Number of moles of ammonia = 2 * (269.64 mol)
= 539.28 mol
Now, let's convert the temperature from Celsius to Kelvin:
Given temperature = 550 ºC
Temperature in Kelvin = Celsius + 273.15
= 550 ºC + 273.15
= 823.15 K
Next, we need to calculate the volume of ammonia produced by rearranging the ideal gas law equation:
V = (n * R * T) / P
Let's substitute the values into the equation:
n (number of moles) = 539.28 mol
R (ideal gas constant) = 0.0821 L·atm/mol·K (at 1 atm pressure)
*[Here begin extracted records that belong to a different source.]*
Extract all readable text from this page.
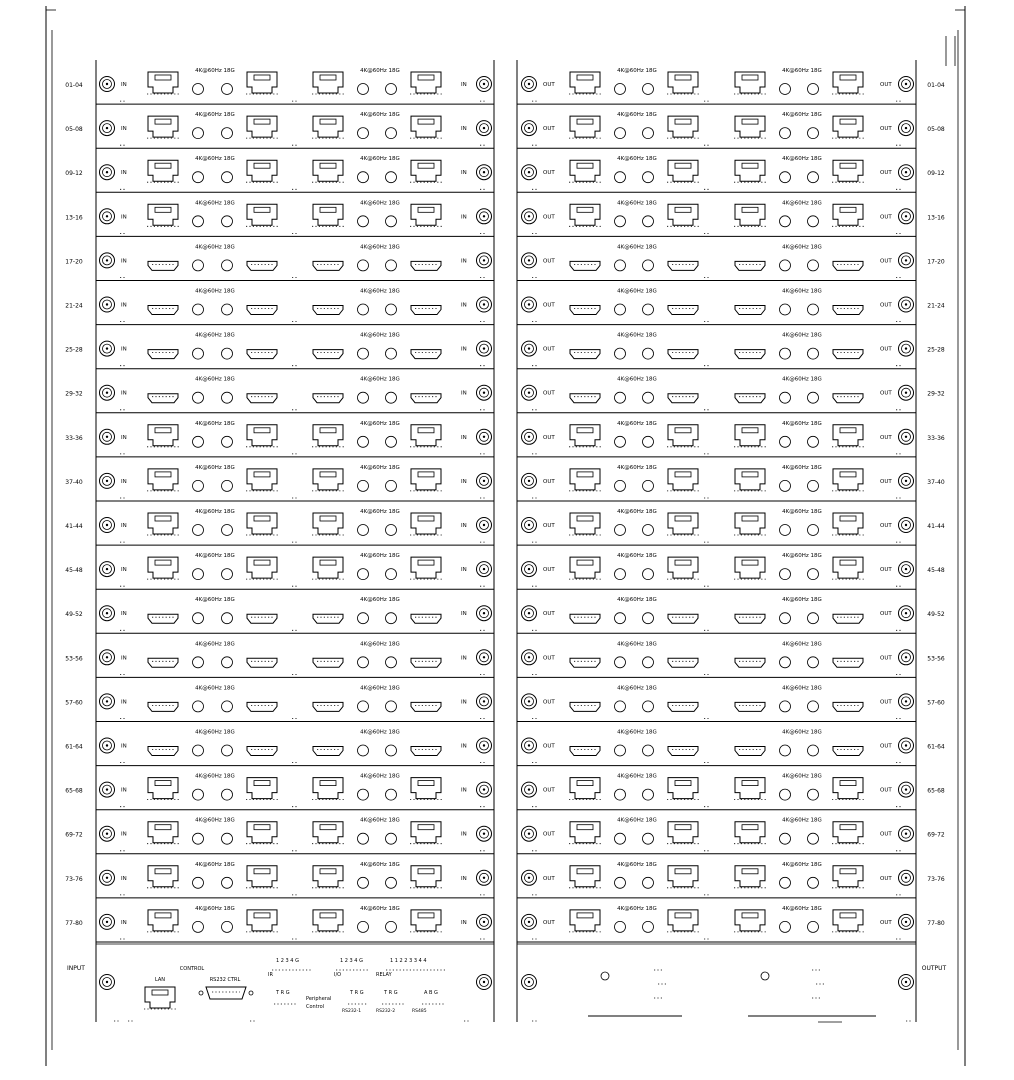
01-04	01-04
IN	IN	OUT	OUT
4K@60Hz 18G	4K@60Hz 18G	4K@60Hz 18G	4K@60Hz 18G
05-08	05-08
IN	IN	OUT	OUT
4K@60Hz 18G	4K@60Hz 18G	4K@60Hz 18G	4K@60Hz 18G
09-12	09-12
IN	IN	OUT	OUT
4K@60Hz 18G	4K@60Hz 18G	4K@60Hz 18G	4K@60Hz 18G
13-16	13-16
IN	IN	OUT	OUT
4K@60Hz 18G	4K@60Hz 18G	4K@60Hz 18G	4K@60Hz 18G
17-20	17-20
IN	IN	OUT	OUT
4K@60Hz 18G	4K@60Hz 18G	4K@60Hz 18G	4K@60Hz 18G
21-24	21-24
IN	IN	OUT	OUT
4K@60Hz 18G	4K@60Hz 18G	4K@60Hz 18G	4K@60Hz 18G
25-28	25-28
IN	IN	OUT	OUT
4K@60Hz 18G	4K@60Hz 18G	4K@60Hz 18G	4K@60Hz 18G
29-32	29-32
IN	IN	OUT	OUT
4K@60Hz 18G	4K@60Hz 18G	4K@60Hz 18G	4K@60Hz 18G
33-36	33-36
IN	IN	OUT	OUT
4K@60Hz 18G	4K@60Hz 18G	4K@60Hz 18G	4K@60Hz 18G
37-40	37-40
IN	IN	OUT	OUT
4K@60Hz 18G	4K@60Hz 18G	4K@60Hz 18G	4K@60Hz 18G
41-44	41-44
IN	IN	OUT	OUT
4K@60Hz 18G	4K@60Hz 18G	4K@60Hz 18G	4K@60Hz 18G
45-48	45-48
IN	IN	OUT	OUT
4K@60Hz 18G	4K@60Hz 18G	4K@60Hz 18G	4K@60Hz 18G
49-52	49-52
IN	IN	OUT	OUT
4K@60Hz 18G	4K@60Hz 18G	4K@60Hz 18G	4K@60Hz 18G
53-56	53-56
IN	IN	OUT	OUT
4K@60Hz 18G	4K@60Hz 18G	4K@60Hz 18G	4K@60Hz 18G
57-60	57-60
IN	IN	OUT	OUT
4K@60Hz 18G	4K@60Hz 18G	4K@60Hz 18G	4K@60Hz 18G
61-64	61-64
IN	IN	OUT	OUT
4K@60Hz 18G	4K@60Hz 18G	4K@60Hz 18G	4K@60Hz 18G
65-68	65-68
IN	IN	OUT	OUT
4K@60Hz 18G	4K@60Hz 18G	4K@60Hz 18G	4K@60Hz 18G
69-72	69-72
IN	IN	OUT	OUT
4K@60Hz 18G	4K@60Hz 18G	4K@60Hz 18G	4K@60Hz 18G
73-76	73-76
IN	IN	OUT	OUT
4K@60Hz 18G	4K@60Hz 18G	4K@60Hz 18G	4K@60Hz 18G
77-80	77-80
IN	IN	OUT	OUT
4K@60Hz 18G	4K@60Hz 18G	4K@60Hz 18G	4K@60Hz 18G
INPUT	OUTPUT
LAN
CONTROL
RS232 CTRL
IR
1 2 3 4 G
I/O
1 2 3 4 G
RELAY
1 1 2 2 3 3 4 4
T R G
Peripheral
Control
RS232-1
T R G
RS232-2
T R G
RS485
A B G
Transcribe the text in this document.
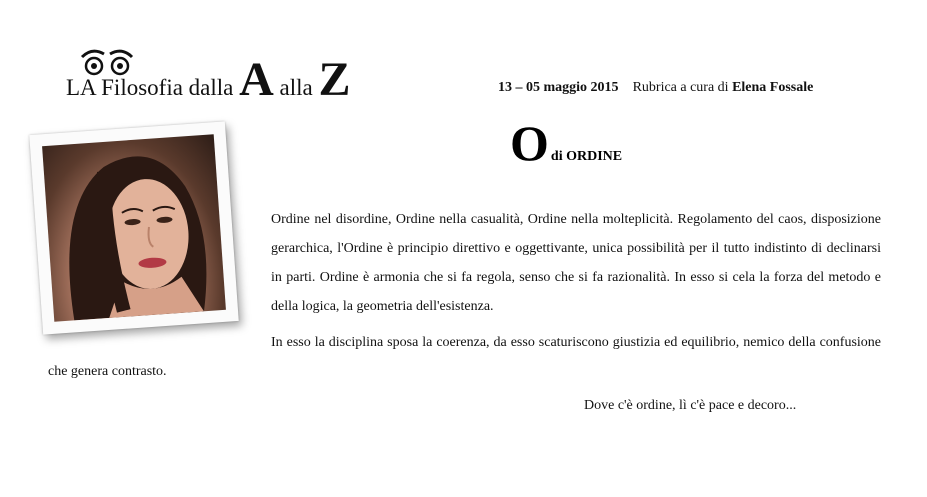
LA Filosofia dalla A alla Z	13 – 05 maggio 2015 Rubrica a cura di Elena Fossale
Odi ORDINE

Ordine nel disordine, Ordine nella casualità, Ordine nella molteplicità. Regolamento del caos, disposizione gerarchica, l'Ordine è principio direttivo e oggettivante, unica possibilità per il tutto indistinto di declinarsi in parti. Ordine è armonia che si fa regola, senso che si fa razionalità. In esso si cela la forza del metodo e della logica, la geometria dell'esistenza.

In esso la disciplina sposa la coerenza, da esso scaturiscono giustizia ed equilibrio, nemico della confusione che genera contrasto.

Dove c'è ordine, lì c'è pace e decoro...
T (temperature in Kelvin) = 823.15 K
P (pressure) = 2.50 x 10^2 atm
V = (539.28 mol * 0.0821 L·atm/mol·K * 823.15 K) / (2.50 x 10^2 atm)
V ≈ 14837.55 L
Therefore, approximately 14837.55 liters of ammonia will be produced in the Haber process.
To find the volume of ammonia produced, we need to use the ideal gas law equation, PV = nRT, where P is the pressure, V is the volume, n is the number of moles of gas, R is the ideal gas constant, and T is the temperature.
First, let's find the number of moles of nitrogen (N2) used in the reaction. We know that the molecular weight of nitrogen is 28 g/mol. Therefore, the number of moles of nitrogen used can be calculated as follows:
Number of moles of N2 = mass of nitrogen / molar mass of nitrogen
= 7550 g / 28 g/mol
= 269.64 mol
Since the reaction goes to completion, all the nitrogen would be converted into ammonia (NH3) in a 1:1 stoichiometric ratio. Therefore, the number of moles of ammonia produced would also be 269.64 mol.
Now, let's use the ideal gas law equation to find the volume of ammonia:
PV = nRT
Since we are looking for the volume, we can rearrange the equation to solve for V:
V = (nRT) / P
Substituting the values we have:
V = (269.64 mol * 0.0821 atm L/mol K * 550 °C) / (2.50 x 10^2 atm)
Note: Make sure to convert the temperature from Celsius to Kelvin by adding 273.15.
V = (269.64 mol * 0.0821 atm L/mol K * (550 + 273.15) K) / (2.50 x 10^2 atm)
Now, we can calculate the volume of ammonia:
V = (269.64 * 0.0821 * 823.15) / (2.50 x 10^2)
= 19.346 L
Therefore, the volume of ammonia produced is approximately 19.346 L.